Bucks county Republican congressional candidate Brian Fitzpatrick speaks during Friday morning's debate at Del Val University. (Laura Benshoff/WHYY)

Bucks county Republican congressional candidate Brian Fitzpatrick speaks during Friday morning's debate at Del Val University. (Laura Benshoff/WHYY)

Pennsylvania has just one competitive US congressional race this year, in Bucks County and a sliver of Montgomery County.

At the final candidates’ debate for Pennsylvania’s 8th Congressional District at Del Val Univeristy in Doylestown on Friday, a swath of about 100 voters came to check out their the candidates – some for the first time.



Joe Guckavan, of Pennsburg, said he’d been too wrapped up in the presidential race to tune into the congressional candidates until now.

“It’s the first time I met them and first time I really looked at [the 8th district race],” he said Friday.

Guckavan, a registered Republican who manages the facilities at the university, said he will vote for Republican candidate Brian Fitzpatrick, brother of retiring incumbent Mike.

But, he said, he’s not really happy about his options.

“It seemed more like two Democrats up there debating rather than a Republican versus a Democrat,” he said of the Doylestown event .

Guckavan expressed traditional conservative values and said he is strongly anti-abortion.

“I can’t stand Trump,” he said. “I am incredibly disappointed that he’s our nominee.” Still, he plans to vote for the Republican presidential candidate and believes Hillary Clinton is a “criminal.”

Fitzpatrick, a former FBI agent, and his Democratic opponent, State Representative Steve Santarsiero, do share some similar views on things like raising the minimum wage, increasing education funding and expanding background checks for gun buyers – although they tend to differ on how those policies should be carried out.

Pat Houston, a registered Democrat, said he came to the debate a Santarsiero supporter, but that he likes to listen to Republicans because no one party has all the “great ideas.”

“The things that are important to me are education.
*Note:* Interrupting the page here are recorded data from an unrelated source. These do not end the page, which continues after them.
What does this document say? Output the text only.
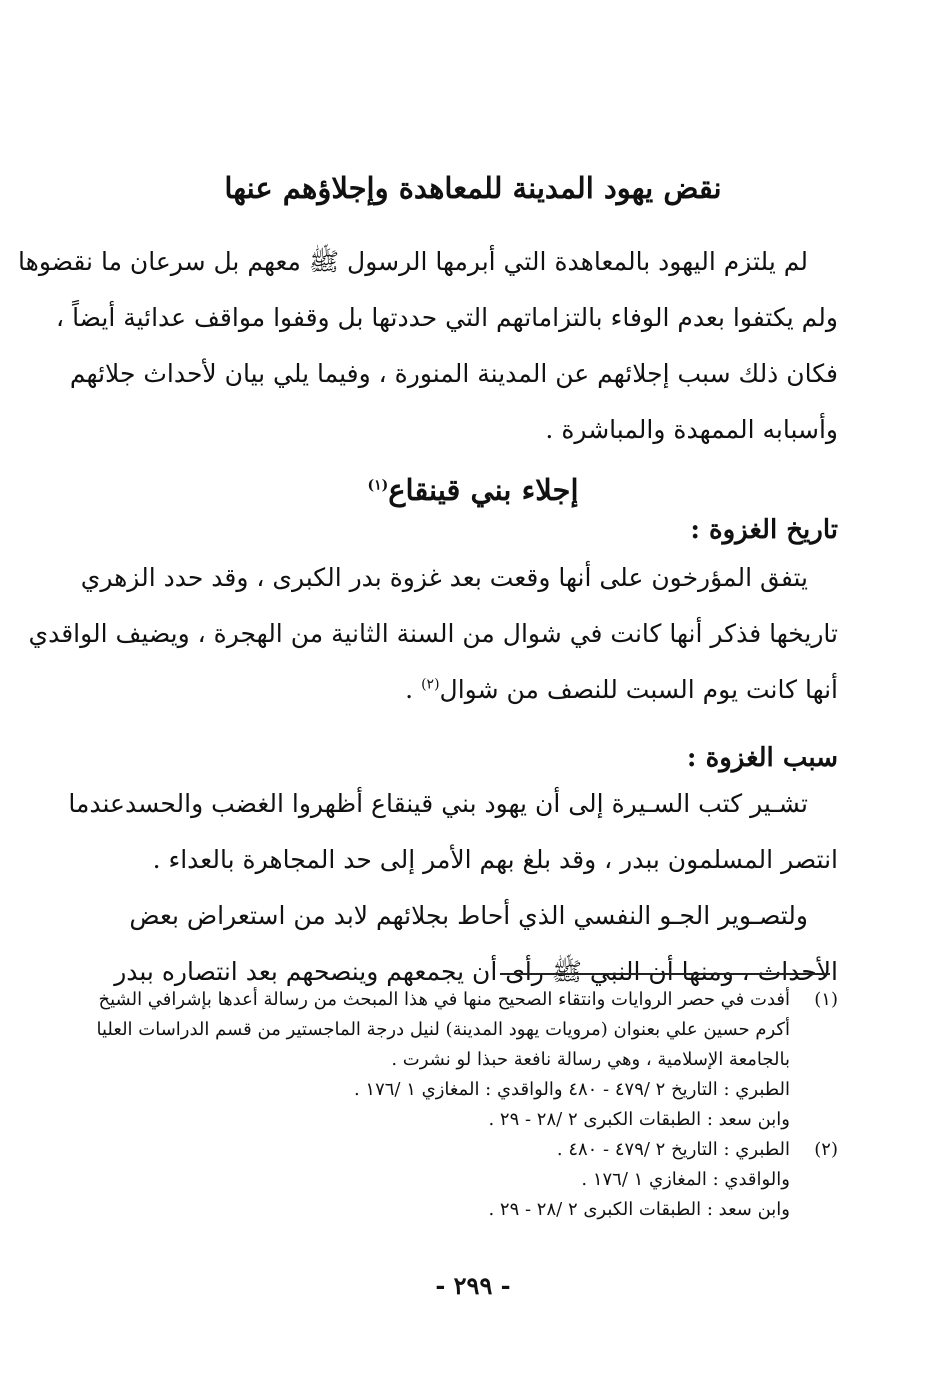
نقض يهود المدينة للمعاهدة وإجلاؤهم عنها
لم يلتزم اليهود بالمعاهدة التي أبرمها الرسول ﷺ معهم بل سرعان ما نقضوها
ولم يكتفوا بعدم الوفاء بالتزاماتهم التي حددتها بل وقفوا مواقف عدائية أيضاً ،
فكان ذلك سبب إجلائهم عن المدينة المنورة ، وفيما يلي بيان لأحداث جلائهم
وأسبابه الممهدة والمباشرة .
إجلاء بني قينقاع$^{(١)}$
تاريخ الغزوة :
يتفق المؤرخون على أنها وقعت بعد غزوة بدر الكبرى ، وقد حدد الزهري
تاريخها فذكر أنها كانت في شوال من السنة الثانية من الهجرة ، ويضيف الواقدي
أنها كانت يوم السبت للنصف من شوال$^{(٢)}$ .
سبب الغزوة :
تشـير كتب السـيرة إلى أن يهود بني قينقاع أظهروا الغضب والحسدعندما
انتصر المسلمون ببدر ، وقد بلغ بهم الأمر إلى حد المجاهرة بالعداء .
ولتصـوير الجـو النفسي الذي أحاط بجلائهم لابد من استعراض بعض
الأحداث ، ومنها أن النبي ﷺ رأى أن يجمعهم وينصحهم بعد انتصاره ببدر
(١)أفدت في حصر الروايات وانتقاء الصحيح منها في هذا المبحث من رسالة أعدها بإشرافي الشيخ
أكرم حسين علي بعنوان (مرويات يهود المدينة) لنيل درجة الماجستير من قسم الدراسات العليا
بالجامعة الإسلامية ، وهي رسالة نافعة حبذا لو نشرت .
الطبري : التاريخ ٢ /٤٧٩ - ٤٨٠ والواقدي : المغازي ١ /١٧٦ .
وابن سعد : الطبقات الكبرى ٢ /٢٨ - ٢٩ .
(٢)الطبري : التاريخ ٢ /٤٧٩ - ٤٨٠ .
والواقدي : المغازي ١ /١٧٦ .
وابن سعد : الطبقات الكبرى ٢ /٢٨ - ٢٩ .
- ٢٩٩ -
I’m a senior, so Social Security and Medicare are obviously important to me,” he said. In a candidate, “I’m looking for people who are willing to compromise.”

Not everyone came to Del Val with their selection made. Bucks County Community College professor John Diehl brought some of his political science students, including Noor Takiedine, to make a case for participating in smaller races.

“[The candidates] were good, they were better than the [presidential] debates we heard,” said Takiedine, who sports a long beard and said he supported Bernie Sanders and later Jill Stein in the presidential race.

As for the 8th district debate, “I actually thought Brian Fitzpatrick did better or equal to Steve,” he said. As for who he’ll pick on November 8th, he said he hadn’t made up his mind yet.

With the race tightening in recent weeks, the 8th District seat is within reach for both parties.